L’olio di oliva per i Romani era un condimento necessario per i loro piatti di verdure e di erbe commestibili che accompagnavano altre specialità culinarie delle loro tavole.
E le ulive, in salamoia, essiccate al sole o fritte non mancavano mai nell’accompagnare il cibo povero di una hostaria o una ricca cena di un patrizio romano.
L’olio dell’Ager Falernus era usato per la preparazione dei prodotti di bellezza e di profumi che rendevano belle ed affascinanti le nobildonne romane.
I gladiatori di Foro Popilio come quelli del Campo di Capua che si cimentavano nell’Anfiteatro della città usavano lo stesso olio sul loro corpo per rendere il loro muscoli elastici e per mettere in evidenza la loro scultorea figura.

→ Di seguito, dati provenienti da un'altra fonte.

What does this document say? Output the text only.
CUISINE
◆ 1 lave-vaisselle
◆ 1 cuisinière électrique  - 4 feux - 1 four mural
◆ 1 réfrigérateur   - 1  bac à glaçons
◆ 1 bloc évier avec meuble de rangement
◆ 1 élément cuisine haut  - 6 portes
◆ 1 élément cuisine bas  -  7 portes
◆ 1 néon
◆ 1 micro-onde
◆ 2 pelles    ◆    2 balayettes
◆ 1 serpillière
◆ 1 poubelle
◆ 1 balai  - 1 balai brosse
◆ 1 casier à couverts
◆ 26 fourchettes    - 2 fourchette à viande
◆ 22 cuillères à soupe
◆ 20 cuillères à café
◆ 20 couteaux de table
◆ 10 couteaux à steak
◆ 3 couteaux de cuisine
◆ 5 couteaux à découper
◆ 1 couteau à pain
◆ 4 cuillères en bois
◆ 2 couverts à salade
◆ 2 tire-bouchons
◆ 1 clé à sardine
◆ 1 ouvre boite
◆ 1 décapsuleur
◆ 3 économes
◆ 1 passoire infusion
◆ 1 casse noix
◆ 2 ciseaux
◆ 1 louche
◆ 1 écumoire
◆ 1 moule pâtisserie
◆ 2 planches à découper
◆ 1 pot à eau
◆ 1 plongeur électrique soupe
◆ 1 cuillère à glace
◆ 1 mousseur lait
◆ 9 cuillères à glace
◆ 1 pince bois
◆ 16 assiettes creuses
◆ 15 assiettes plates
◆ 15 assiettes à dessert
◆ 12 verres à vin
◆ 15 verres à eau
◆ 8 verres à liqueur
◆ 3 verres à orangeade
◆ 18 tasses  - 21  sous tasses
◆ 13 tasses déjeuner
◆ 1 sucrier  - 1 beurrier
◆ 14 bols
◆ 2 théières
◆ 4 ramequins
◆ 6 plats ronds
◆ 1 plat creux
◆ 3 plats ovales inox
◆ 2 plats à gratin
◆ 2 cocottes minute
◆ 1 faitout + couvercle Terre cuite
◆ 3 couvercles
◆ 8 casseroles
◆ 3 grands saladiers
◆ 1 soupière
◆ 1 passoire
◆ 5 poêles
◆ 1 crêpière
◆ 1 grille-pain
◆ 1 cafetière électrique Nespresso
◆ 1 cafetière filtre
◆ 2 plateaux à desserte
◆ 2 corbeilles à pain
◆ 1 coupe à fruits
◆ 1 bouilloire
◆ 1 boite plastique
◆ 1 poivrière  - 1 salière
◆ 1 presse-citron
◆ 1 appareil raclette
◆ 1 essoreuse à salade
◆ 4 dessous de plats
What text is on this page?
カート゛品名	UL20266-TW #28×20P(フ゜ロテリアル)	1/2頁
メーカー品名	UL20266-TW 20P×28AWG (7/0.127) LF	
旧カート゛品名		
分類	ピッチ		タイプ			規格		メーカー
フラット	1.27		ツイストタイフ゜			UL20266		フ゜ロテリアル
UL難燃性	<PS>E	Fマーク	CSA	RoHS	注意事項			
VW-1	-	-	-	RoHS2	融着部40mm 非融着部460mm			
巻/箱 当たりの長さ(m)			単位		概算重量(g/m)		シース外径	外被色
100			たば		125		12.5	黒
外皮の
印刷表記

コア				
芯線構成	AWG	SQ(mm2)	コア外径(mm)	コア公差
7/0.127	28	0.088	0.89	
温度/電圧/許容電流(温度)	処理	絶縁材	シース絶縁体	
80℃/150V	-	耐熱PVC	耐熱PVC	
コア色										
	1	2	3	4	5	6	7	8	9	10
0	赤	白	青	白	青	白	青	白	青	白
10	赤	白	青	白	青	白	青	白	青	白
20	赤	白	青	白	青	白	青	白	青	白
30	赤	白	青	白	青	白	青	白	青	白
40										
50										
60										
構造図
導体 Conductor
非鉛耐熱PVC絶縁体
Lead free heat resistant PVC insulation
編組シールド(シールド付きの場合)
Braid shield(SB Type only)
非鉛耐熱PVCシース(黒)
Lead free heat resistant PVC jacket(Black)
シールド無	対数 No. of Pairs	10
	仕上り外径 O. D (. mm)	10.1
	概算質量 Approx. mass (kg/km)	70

La cura delle piante di ulivo e la produzione dell’olio nell’Ager Falernus è continuata nei secoli ed i documenti ritrovati ne dimostrano la sua esistenza anche in periodi in cui sembrava che tutto fosse finito con la calata in Italia dei popoli dal centro Europa che portarono nuove culture ma che non riuscirono a distruggere la produzione del vino, dell’olio e del grano.
L’olio dell’Ager Falernus ha una tradizione ed una storia secolare che mai si è spenta e che ha sempre accompagnato e nutrito le varie generazioni. Oggi solerti ed intelligenti agricoltori di Falciano del Massico, amanti e rispettosi di questo fertile e magnifico territorio, continuano l’opera con fatica e sacrifici perché questo liquido ambrato e con un leggero retrogusto amarognolo e piccante sia sempre presente sulle nostre tavole per accompagnare ed insaporire i nostri cibi.